More socialising with the neighbours and hearing how tired they were from their busy day.

Kooljaman at Cape Leveque is a unique wilderness camp

Now Sunday was a special day for Sallee and I. We had the chance for a day off and booked a trip to Cape Leveque, some 200kms north on the rich red dirt road on the Dampier Peninsula. We were sad to leave Bob to his own devices for the day (sob, sob). The whole Peninsula is either government owned, or owned by various indigenous clans. There is little commercial development and it retains its rugged beauty and ancient history. We were driven along with another couple, in a new Landcruiser in a degree of comfort to Beagle Bay, the original pearl farm at Cygnet Bay and then to Cape Leveque itself. Here there is a very good restaurant with an innovative menu using local ingredients and bushtucker.  Locals in Broome will do the 400km return trip to dine there, and wander the beaches with their stunning red cliffs.






We returned to our camp to find Bob in good form entertaining the neighbours.

Radio interview with Spirit FM

Next day we did a radio interview with Spirit FM. Ivan needed some TLC at the Britz depot, so that was next. Then it was back to Cable Beach to meet Jan Southern who arrived that afternoon. This time we met at the Cable Beach Resort, which is a huge resort hotel and the favoured spot to view the Cable Beach sunset. Jan’s son XX and partner Beccie completed our group and it was a very convivial night. Lots of laughs and good vibes. 
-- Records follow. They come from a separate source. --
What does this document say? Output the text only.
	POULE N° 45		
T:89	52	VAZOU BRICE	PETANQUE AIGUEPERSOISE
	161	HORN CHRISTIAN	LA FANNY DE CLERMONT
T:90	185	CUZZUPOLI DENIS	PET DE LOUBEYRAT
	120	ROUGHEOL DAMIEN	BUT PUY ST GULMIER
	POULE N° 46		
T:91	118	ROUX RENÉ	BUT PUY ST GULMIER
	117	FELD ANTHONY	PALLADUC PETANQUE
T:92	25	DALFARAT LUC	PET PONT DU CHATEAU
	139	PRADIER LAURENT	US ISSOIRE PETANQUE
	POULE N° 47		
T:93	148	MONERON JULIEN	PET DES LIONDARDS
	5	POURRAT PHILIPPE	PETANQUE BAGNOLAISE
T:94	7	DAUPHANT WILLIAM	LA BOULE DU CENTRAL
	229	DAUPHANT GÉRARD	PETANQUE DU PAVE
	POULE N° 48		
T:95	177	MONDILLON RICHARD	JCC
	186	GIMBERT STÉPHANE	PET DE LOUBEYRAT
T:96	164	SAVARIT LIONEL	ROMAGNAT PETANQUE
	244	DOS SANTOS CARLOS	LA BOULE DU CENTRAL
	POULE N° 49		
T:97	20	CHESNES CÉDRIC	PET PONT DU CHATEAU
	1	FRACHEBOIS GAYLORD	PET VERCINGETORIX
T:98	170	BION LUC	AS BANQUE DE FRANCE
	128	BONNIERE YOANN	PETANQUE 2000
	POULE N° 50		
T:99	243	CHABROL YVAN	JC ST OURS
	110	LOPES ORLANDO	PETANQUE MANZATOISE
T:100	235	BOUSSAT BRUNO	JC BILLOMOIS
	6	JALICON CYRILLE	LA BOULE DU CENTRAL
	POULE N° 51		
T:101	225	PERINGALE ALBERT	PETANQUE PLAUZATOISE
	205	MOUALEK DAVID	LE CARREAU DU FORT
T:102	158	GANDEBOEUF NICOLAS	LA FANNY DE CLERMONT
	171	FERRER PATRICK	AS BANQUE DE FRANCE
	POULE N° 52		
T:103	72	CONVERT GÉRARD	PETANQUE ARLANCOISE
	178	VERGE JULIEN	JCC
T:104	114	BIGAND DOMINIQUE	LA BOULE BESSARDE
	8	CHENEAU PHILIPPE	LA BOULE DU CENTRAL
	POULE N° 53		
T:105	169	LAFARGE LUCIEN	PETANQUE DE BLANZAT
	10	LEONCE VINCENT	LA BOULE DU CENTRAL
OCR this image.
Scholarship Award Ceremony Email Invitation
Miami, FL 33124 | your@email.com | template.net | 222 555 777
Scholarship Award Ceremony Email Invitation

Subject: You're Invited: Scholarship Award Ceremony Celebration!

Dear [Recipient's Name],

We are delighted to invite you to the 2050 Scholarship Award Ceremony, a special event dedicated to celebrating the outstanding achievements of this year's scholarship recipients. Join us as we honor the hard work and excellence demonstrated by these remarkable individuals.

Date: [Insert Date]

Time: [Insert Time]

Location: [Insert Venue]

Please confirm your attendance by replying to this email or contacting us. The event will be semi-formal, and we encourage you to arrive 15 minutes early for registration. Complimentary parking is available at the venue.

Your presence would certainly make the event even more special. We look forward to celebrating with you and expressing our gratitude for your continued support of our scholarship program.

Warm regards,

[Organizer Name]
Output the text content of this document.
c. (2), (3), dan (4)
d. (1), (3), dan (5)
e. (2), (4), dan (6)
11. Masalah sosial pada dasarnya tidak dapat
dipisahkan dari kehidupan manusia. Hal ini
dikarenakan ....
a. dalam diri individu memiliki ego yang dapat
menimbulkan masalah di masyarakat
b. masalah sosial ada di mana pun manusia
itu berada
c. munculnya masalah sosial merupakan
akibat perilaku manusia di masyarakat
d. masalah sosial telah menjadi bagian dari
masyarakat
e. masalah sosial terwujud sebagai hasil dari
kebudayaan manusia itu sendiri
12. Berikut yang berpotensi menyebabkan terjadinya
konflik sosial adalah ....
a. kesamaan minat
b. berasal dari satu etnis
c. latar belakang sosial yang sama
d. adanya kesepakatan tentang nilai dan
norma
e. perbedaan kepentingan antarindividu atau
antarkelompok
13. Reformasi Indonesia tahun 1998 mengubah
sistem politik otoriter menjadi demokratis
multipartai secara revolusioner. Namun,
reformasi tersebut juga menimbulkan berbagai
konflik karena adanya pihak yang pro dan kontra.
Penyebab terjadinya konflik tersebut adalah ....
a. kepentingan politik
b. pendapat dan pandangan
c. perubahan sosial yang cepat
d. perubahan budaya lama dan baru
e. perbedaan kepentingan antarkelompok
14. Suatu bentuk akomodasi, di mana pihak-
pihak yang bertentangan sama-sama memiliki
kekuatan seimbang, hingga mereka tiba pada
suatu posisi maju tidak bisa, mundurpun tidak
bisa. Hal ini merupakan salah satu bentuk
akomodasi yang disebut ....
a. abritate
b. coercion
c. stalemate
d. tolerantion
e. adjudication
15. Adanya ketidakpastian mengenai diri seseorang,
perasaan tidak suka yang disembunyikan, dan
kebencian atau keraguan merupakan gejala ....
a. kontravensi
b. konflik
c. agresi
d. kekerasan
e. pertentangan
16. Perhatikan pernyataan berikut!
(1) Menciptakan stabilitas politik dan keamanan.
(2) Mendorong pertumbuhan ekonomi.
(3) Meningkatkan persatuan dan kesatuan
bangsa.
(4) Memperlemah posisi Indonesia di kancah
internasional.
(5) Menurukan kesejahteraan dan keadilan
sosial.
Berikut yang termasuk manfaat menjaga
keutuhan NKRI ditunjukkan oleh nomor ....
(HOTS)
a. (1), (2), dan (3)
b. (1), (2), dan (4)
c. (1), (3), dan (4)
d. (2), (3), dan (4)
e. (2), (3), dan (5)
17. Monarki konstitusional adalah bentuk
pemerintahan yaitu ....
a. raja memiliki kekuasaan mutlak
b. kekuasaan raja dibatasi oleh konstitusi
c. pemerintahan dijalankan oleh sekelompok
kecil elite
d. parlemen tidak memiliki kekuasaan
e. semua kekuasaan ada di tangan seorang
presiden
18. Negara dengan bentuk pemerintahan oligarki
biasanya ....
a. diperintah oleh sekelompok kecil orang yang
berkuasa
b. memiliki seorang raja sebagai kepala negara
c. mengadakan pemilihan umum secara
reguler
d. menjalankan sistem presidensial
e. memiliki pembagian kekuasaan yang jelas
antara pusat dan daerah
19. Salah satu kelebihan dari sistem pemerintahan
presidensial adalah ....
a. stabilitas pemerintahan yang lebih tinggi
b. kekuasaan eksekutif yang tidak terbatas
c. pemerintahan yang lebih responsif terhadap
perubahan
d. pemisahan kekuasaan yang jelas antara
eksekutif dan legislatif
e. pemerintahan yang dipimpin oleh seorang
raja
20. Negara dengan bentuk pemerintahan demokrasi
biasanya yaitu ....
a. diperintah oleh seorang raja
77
At that moment we all seemed remote to the rigours of  the ride. That was about to change.

Back at that camp we had some more laughs with our neighbours. We were only ten metres from Ivan with screen door shut but not locked. Sal had dumped her bag and purse on top on the lounge inside but on view. When we came back the door was open and purse gone. Sal was pretty shaken and we looked and searched everywhere. Sal was adamant she had not misplaced and it must have been stolen right under our noses. It was a sad note to end the night and we all felt let down. Others in the camp had complained about pilfering.

In the morning we accepted reality, informed the camp managers (they shrugged) and Sallee cancelled her credit cards. There was no cash in the purse to speak of.  She still had a few days in Broome, after we departed, and with no cash, licence or ID she was not happy. Then later that day something remarkable happened. She got a call from the recycling centre in Broome to say they had her purse. It was part of recycled rubbish collected that day that was hand sorted. She had a phone number inside and got the call. Apart from being a bit dirty it was all there less the $20. The thief was very responsible and considerate in discarding the purse in the recycle bin. If it had been general waste it would not have been found. Anyhow the honesty of the lady in the transfer station outweighs the dishonesty of the thief. Broome does have it share of social issues and these need to be understood before we get too judgemental.

photo courtesy of Michael Small

Next day Michael flew in and we made some attempt to integrate him into our daily procedures. A bit of a shock to him no doubt. That night we were entertained by Lyn and Bill Willis from Broome Rotary Club. They invited a dozen members of their Club to their house and cooked up a bbq feast  of beef, lamb and turkey and a range of salads. Their home is something special and geared up for outdoor entertaining.  We had a wonderful night, their hospitality and camaraderie was genuine. They made a sizeable donation from the Club and also some individuals gave something extra. They also gave us a necklace with a pearl setting that we can use at a fundraiser auction in the future. Bob gave a brief talk about our ride and we departed in high spirits.

Lovely stroll into Broome’s Chinatown this morning. There is so much history here…indigenous community, pearling, bombing during WW2, beaut architecture and landscapes.

Next morning we were up at 4am to escort Bob out of town to commence his ride again. So ended our time in Broome and fond memories for this beautiful and rustic place. And goodbye to Sal for a month (xx).